Scenario: Transforming a list of files as data flow - 6.1

Talend Components Reference Guide

EnrichVersion
6.1
EnrichProdName
Talend Big Data
Talend Big Data Platform
Talend Data Fabric
Talend Data Integration
Talend Data Management Platform
Talend Data Services Platform
Talend ESB
Talend MDM Platform
Talend Open Studio for Big Data
Talend Open Studio for Data Integration
Talend Open Studio for Data Quality
Talend Open Studio for ESB
Talend Open Studio for MDM
Talend Real-Time Big Data Platform
task
Data Governance
Data Quality and Preparation
Design and Development
EnrichPlatform
Talend Studio

The following scenario describes a Job that iterates on a list of files, picks up the filename and current date and transforms this into a flow, that gets displayed on the console.

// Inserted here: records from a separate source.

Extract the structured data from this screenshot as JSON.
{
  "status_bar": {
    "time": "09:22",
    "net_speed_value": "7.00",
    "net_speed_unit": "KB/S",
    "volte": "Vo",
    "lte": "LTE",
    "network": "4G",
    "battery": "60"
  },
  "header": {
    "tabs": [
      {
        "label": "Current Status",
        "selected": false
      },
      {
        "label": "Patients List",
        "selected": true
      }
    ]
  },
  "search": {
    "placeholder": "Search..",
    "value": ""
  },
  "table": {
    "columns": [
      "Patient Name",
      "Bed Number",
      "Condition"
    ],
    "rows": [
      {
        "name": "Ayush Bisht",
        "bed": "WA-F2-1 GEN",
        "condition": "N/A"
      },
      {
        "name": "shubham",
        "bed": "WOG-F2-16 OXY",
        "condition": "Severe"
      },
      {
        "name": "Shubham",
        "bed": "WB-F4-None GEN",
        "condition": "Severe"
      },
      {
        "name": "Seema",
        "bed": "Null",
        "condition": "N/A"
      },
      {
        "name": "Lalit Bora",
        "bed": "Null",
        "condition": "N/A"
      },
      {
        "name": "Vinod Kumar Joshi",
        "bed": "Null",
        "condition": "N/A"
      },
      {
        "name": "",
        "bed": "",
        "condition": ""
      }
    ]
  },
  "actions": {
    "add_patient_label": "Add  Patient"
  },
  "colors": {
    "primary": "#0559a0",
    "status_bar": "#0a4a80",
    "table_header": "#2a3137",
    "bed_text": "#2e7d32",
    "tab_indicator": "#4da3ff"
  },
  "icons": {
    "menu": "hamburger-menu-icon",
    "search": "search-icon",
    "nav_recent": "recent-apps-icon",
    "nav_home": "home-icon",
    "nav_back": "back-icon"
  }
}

  • Drop the following components: tFileList, tIterateToFlow and tLogRow from the Palette to the design workspace.

  • Connect the tFileList to the tIterateToFlow using an iterate link and connect the Job to the tLogRow using a Row main connection.

  • In the tFileList Component view, set the directory where the list of files is stored.

  • In this example, the files are three simple .txt files held in one directory: Countries.

  • No need to care about the case, hence clear the Case sensitive check box.

  • Leave the Include Subdirectories check box unchecked.

  • Then select the tIterateToFlow component et click Edit Schema to set the new schema

  • Add two new columns: Filename of String type and Date of date type. Make sure you define the correct pattern in Java.

  • Click OK to validate.

  • Notice that the newly created schema shows on the Mapping table.

  • In each cell of the Value field, press Ctrl+Space bar to access the list of global and user-specific variables.

  • For the Filename column, use the global variable: tFileList_1CURRENT_FILEPATH. It retrieves the current filepath in order to catch the name of each file, the Job iterates on.

  • For the Date column, use the Talend routine:TalendDate.getCurrentDate() (in Java)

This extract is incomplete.